Finding your car is gone, when you return to a parking spot is every driver’s worst fear. According to the National Insurance Crime Bureau (NICB), auto theft appears to have increased considerably in 2020 ending a two-year trend of decreasing auto thefts. In 2021, car theft is still one of the most common crimes throughout the country. Do you know what to do if your car is stolen? Here are some major steps to take to ensure that you reported a stolen car to your local authorities and insurance provider correctly.
What to do immediately after your car is stolen
One of the first steps you should take is to report the theft as soon as you can. The sooner you report the theft to the police, the sooner they can start tracking it — and the sooner you’ll have a police report to send to your insurance carrier. When filling out a report, you’ll have to provide some basic information about your car including the make and model, license plate number, your vehicle identification number (VIN), and any details you can provide about any installed GPS or tracking system. Typically, auto insurance covers theft depending on the specifics of the policy. Regardless of your coverage, you should report a stolen car to your insurance provider as well. There is a high probability that a VIN number decoder will be used to find out more details about the car.

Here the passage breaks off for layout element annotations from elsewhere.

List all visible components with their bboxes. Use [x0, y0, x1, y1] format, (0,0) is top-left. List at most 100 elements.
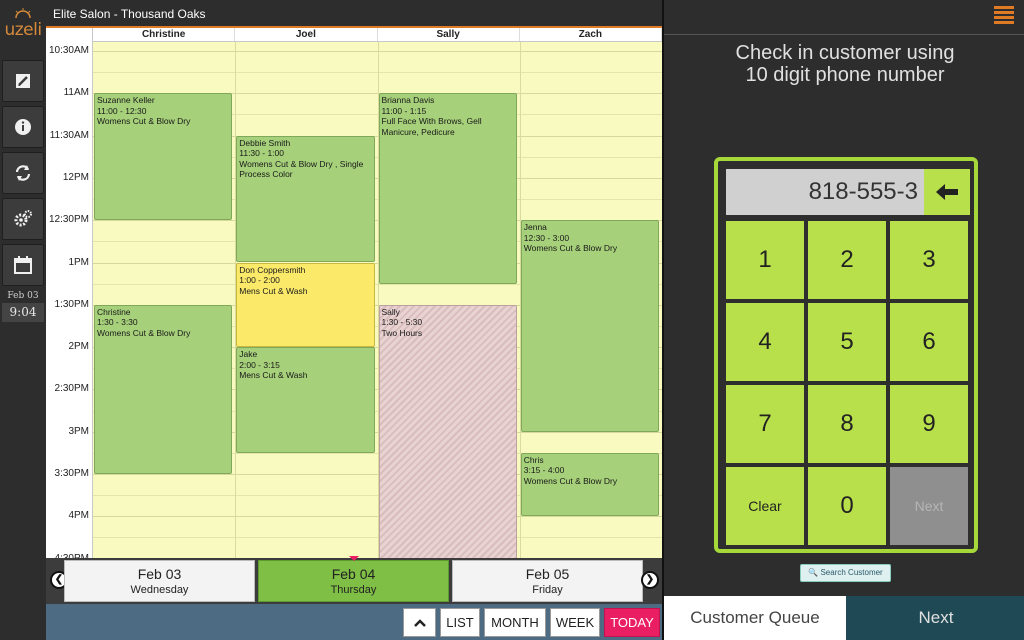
next-button[interactable]: Next [846, 596, 1024, 640]
day-date: Feb 04 [331, 566, 376, 582]
key-8[interactable]: 8 [808, 385, 886, 463]
appointment-time: 3:15 - 4:00 [523, 465, 565, 476]
column-divider [235, 42, 237, 558]
staff-column-header: Zach [520, 28, 662, 41]
appointment-name: Jake [239, 349, 258, 360]
staff-column-header: Joel [235, 28, 378, 41]
time-label: 10:30AM [48, 45, 89, 56]
checkin-panel: Check in customer using 10 digit phone n… [662, 0, 1024, 640]
logo-sun-icon [15, 8, 31, 18]
appointment-card[interactable]: Christine 1:30 - 3:30 Womens Cut & Blow Dr… [94, 304, 233, 474]
appointment-time: 1:00 - 2:00 [239, 275, 280, 285]
appointment-service: Womens Cut & Blow Dry [97, 327, 191, 338]
appointment-name: Jenna [523, 222, 547, 233]
instruction-line-1: Check in customer using [735, 42, 955, 64]
scroll-up-button[interactable] [403, 608, 436, 637]
settings-button[interactable] [2, 198, 44, 240]
appointment-card[interactable]: Sally 1:30 - 5:30 Two Hours [378, 304, 517, 558]
time-label: 4PM [68, 510, 89, 522]
time-label: 11AM [63, 87, 89, 99]
schedule-grid: Suzanne Keller 11:00 - 12:30 Womens Cut & … [93, 42, 662, 558]
appointment-time: 2:00 - 3:15 [239, 359, 280, 370]
info-icon [15, 119, 31, 135]
backspace-button[interactable] [924, 169, 970, 215]
calendar-icon [14, 256, 32, 274]
key-9[interactable]: 9 [890, 385, 968, 463]
search-customer-button[interactable]: 🔍 Search Customer [800, 564, 891, 582]
appointment-card[interactable]: Jenna 12:30 - 3:00 Womens Cut & Blow Dry [520, 220, 659, 432]
edit-icon [16, 74, 30, 88]
appointment-card[interactable]: Brianna Davis 11:00 - 1:15 Full Face With … [378, 93, 517, 284]
phone-keypad: 818-555-3 1 2 3 4 5 6 7 8 9 Clear 0 Next [714, 157, 978, 553]
appointment-name: Sally [381, 306, 400, 317]
time-label: 2:30PM [54, 383, 89, 395]
key-2[interactable]: 2 [808, 221, 886, 299]
appointment-card[interactable]: Debbie Smith 11:30 - 1:00 Womens Cut & Blo… [236, 135, 375, 263]
calendar-button[interactable] [2, 244, 44, 286]
appointment-card[interactable]: Jake 2:00 - 3:15 Mens Cut & Wash [236, 347, 375, 453]
checkin-instruction: Check in customer using 10 digit phone n… [664, 42, 1024, 86]
appointment-time: 11:30 - 1:00 [239, 148, 284, 159]
appointment-time: 11:00 - 1:15 [381, 105, 427, 116]
appointment-name: Don Coppersmith [239, 264, 306, 275]
key-3[interactable]: 3 [890, 221, 968, 299]
day-button-feb-04[interactable]: Feb 04 Thursday [258, 560, 449, 602]
day-weekday: Wednesday [130, 584, 189, 596]
time-column: 10:30AM 11AM 11:30AM 12PM 12:30PM 1PM 1:30PM 2P… [46, 28, 93, 558]
appointment-name: Christine [97, 306, 131, 317]
appointment-service: Mens Cut & Wash [239, 285, 308, 296]
appointment-service: Full Face With Brows, Gell Manicure, Ped… [381, 116, 482, 137]
appointment-card[interactable]: Don Coppersmith 1:00 - 2:00 Mens Cut & Was… [236, 262, 375, 348]
date-strip: ❮ Feb 03 Wednesday Feb 04 Thursday Feb 0… [46, 556, 662, 604]
appointment-card[interactable]: Suzanne Keller 11:00 - 12:30 Womens Cut & … [94, 93, 233, 221]
appointment-time: 11:00 - 12:30 [97, 105, 147, 116]
schedule-calendar: 10:30AM 11AM 11:30AM 12PM 12:30PM 1PM 1:30PM 2P… [46, 28, 662, 558]
refresh-button[interactable] [2, 152, 44, 194]
key-5[interactable]: 5 [808, 303, 886, 381]
day-button-feb-03[interactable]: Feb 03 Wednesday [64, 560, 255, 602]
refresh-icon [15, 165, 31, 181]
view-toolbar: LIST MONTH WEEK TODAY [46, 604, 662, 640]
appointment-name: Chris [523, 454, 544, 465]
time-label: 3PM [68, 425, 89, 437]
key-6[interactable]: 6 [890, 303, 968, 381]
clear-key[interactable]: Clear [726, 467, 804, 545]
appointment-service: Mens Cut & Wash [239, 370, 308, 381]
info-button[interactable] [2, 106, 44, 148]
key-7[interactable]: 7 [726, 385, 804, 463]
customer-queue-button[interactable]: Customer Queue [664, 596, 846, 640]
week-view-button[interactable]: WEEK [550, 608, 600, 637]
prev-day-button[interactable]: ❮ [50, 571, 68, 589]
search-icon: 🔍 [808, 568, 819, 577]
appointment-service: Two Hours [381, 327, 423, 338]
day-weekday: Friday [532, 584, 563, 596]
divider [664, 34, 1024, 35]
key-0[interactable]: 0 [808, 467, 886, 545]
time-label: 2PM [68, 341, 89, 353]
hamburger-icon [994, 6, 1014, 9]
appointment-name: Brianna Davis [381, 95, 435, 106]
time-label: 1:30PM [54, 298, 89, 310]
staff-header: Christine Joel Sally Zach [93, 28, 662, 42]
time-label: 12:30PM [48, 214, 89, 226]
key-4[interactable]: 4 [726, 303, 804, 381]
hamburger-line [994, 21, 1014, 24]
today-button[interactable]: TODAY [604, 608, 660, 637]
key-1[interactable]: 1 [726, 221, 804, 299]
appointment-service: Womens Cut & Blow Dry [97, 116, 191, 127]
day-button-feb-05[interactable]: Feb 05 Friday [452, 560, 643, 602]
month-view-button[interactable]: MONTH [484, 608, 546, 637]
day-date: Feb 03 [137, 566, 182, 582]
appointment-card[interactable]: Chris 3:15 - 4:00 Womens Cut & Blow Dry [520, 452, 659, 517]
menu-button[interactable] [994, 6, 1014, 24]
list-view-button[interactable]: LIST [440, 608, 480, 637]
staff-column-header: Sally [378, 28, 520, 41]
edit-button[interactable] [2, 60, 44, 102]
appointment-time: 1:30 - 3:30 [97, 317, 138, 328]
appointment-service: Womens Cut & Blow Dry [523, 475, 618, 486]
next-day-button[interactable]: ❯ [641, 571, 659, 589]
next-key-disabled[interactable]: Next [890, 467, 968, 545]
hamburger-line [994, 16, 1014, 19]
settings-icon [14, 210, 32, 227]
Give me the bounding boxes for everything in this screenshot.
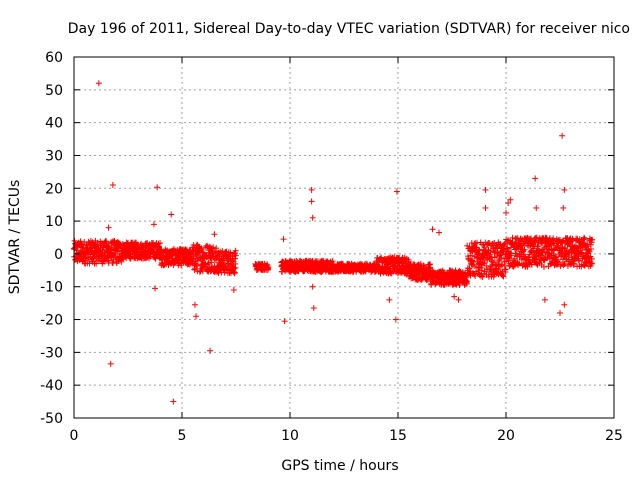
data-point [308,186,315,193]
data-point [436,229,443,236]
tick-marks [73,56,615,419]
y-tick-label: -40 [40,378,63,394]
data-point [309,283,316,290]
data-band [157,246,196,269]
data-point [207,347,214,354]
data-point [561,301,568,308]
data-point [386,296,393,303]
data-band [213,247,239,277]
data-band [71,237,125,267]
x-tick-label: 25 [605,428,623,444]
data-band [427,267,470,289]
x-tick-label: 0 [70,428,79,444]
chart-title: Day 196 of 2011, Sidereal Day-to-day VTE… [68,21,630,37]
data-point [559,132,566,139]
data-point [168,211,175,218]
data-point [152,285,158,292]
data-point [211,231,218,238]
y-tick-label: 50 [45,83,63,99]
x-tick-label: 20 [497,428,515,444]
data-point [207,244,214,251]
data-band [252,260,272,274]
y-tick-label: -10 [40,280,63,296]
data-band [330,260,380,275]
data-band [464,239,509,280]
tick-labels: 0 5 10 15 20 25 -50 -40 -30 -20 -10 0 10 20 30 40 50 60 [40,50,623,444]
data-point [393,188,400,195]
data-point [541,296,548,303]
y-axis-label: SDTVAR / TECUs [7,180,23,295]
data-point [105,224,112,231]
data-point [230,287,237,294]
data-point [429,226,436,233]
x-tick-label: 10 [281,428,299,444]
data-point [170,398,177,405]
y-tick-label: 10 [45,214,63,230]
data-point [154,184,161,191]
data-point [280,236,287,243]
x-tick-label: 5 [178,428,187,444]
data-band [405,260,434,283]
data-point [482,186,489,193]
y-tick-label: 30 [45,148,63,164]
data-point [451,293,458,300]
data-point [560,204,567,211]
data-point [191,301,198,308]
data-point [557,309,563,316]
data-band [278,257,337,275]
data-point [150,221,157,228]
data-point [107,360,114,367]
data-point [503,209,509,216]
x-axis-label: GPS time / hours [281,458,398,474]
data-point [505,200,512,207]
data-point [308,198,315,205]
data-point [281,318,288,325]
plot-frame [73,56,615,419]
y-tick-label: 20 [45,181,63,197]
data-point [455,296,462,303]
data-point [310,305,317,312]
data-points [71,80,596,405]
y-tick-label: 0 [54,247,63,263]
x-tick-label: 15 [389,428,407,444]
data-point [109,181,116,188]
y-tick-label: -50 [40,411,63,427]
y-tick-label: -30 [40,345,63,361]
y-tick-label: 60 [45,50,63,66]
data-point [561,186,568,193]
data-band [373,254,412,277]
data-point [95,80,102,87]
data-point [392,316,399,323]
data-point [533,204,540,211]
y-tick-label: 40 [45,116,63,132]
data-point [532,175,539,182]
data-point [507,196,514,203]
data-point [482,204,489,211]
y-tick-label: -20 [40,313,63,329]
data-band [118,239,164,262]
data-point [193,313,200,320]
data-point [309,214,316,221]
data-band [503,234,596,270]
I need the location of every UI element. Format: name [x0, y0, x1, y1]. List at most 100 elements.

What is the probability of getting a stolen car returned?
While about 20% of stolen cars are returned nationwide, the odds of getting your car back vary widely from region to region. Drivers in the Midwest are the most likely to see their cars again, with 24% of cars being returned. Meanwhile, only 15% of the cars in the Northeast are returned to their owners. However, if you have a “smart” car connected to wifi, either through a built-in system or a device you installed, that may increase your chances of finding the car. Teslas, for example, which have an app-accessible tracking tool, have an extremely high recovery rate throughout the U.S.
Does auto insurance cover theft?
Depending on your insurance, your policy may cover theft. Optionally, if you have a home, renters, or condo insurance, you may also be covered for any items that were in your vehicle when it was stolen. Typically, insurers don’t reimburse for the full amount. They pay out what’s called the actual cash value, which is likely less than what you paid for the car. This can be a problem if you lease your car or owe money on it. For that reason, there are some extra coverages that could help you to make up the difference. You can use gap insurance or replacement cost coverage. For example, gap insurance is an additional type of coverage that will pay out the difference between the ACV and whatever you still owe on a lease or a loan.
What if your car is missing but not actually stolen?
If you parked illegally, owe money on parking tickets, or have some other violations, it’s possible that your car was towed to an impound lot. Before filing a police report, check to see if your car was impounded with a ClearVin report. Also, depending on where you are, your city or town may have a hotline or an online tool that will let you look up if they towed a vehicle if you have the license plate number, and give you instructions to retrieve it.
Even if your stolen vehicle is returned, unfortunately, it doesn’t mean all your problems are solved. Most likely, it won’t come back in the same condition. If whoever stole the car didn’t strip it for parts, they may have trashed the interior. Once it’s recovered always give your car a thorough, careful check, including a car VIN lookup, to ensure that nothing dangerous or illegal has been left inside.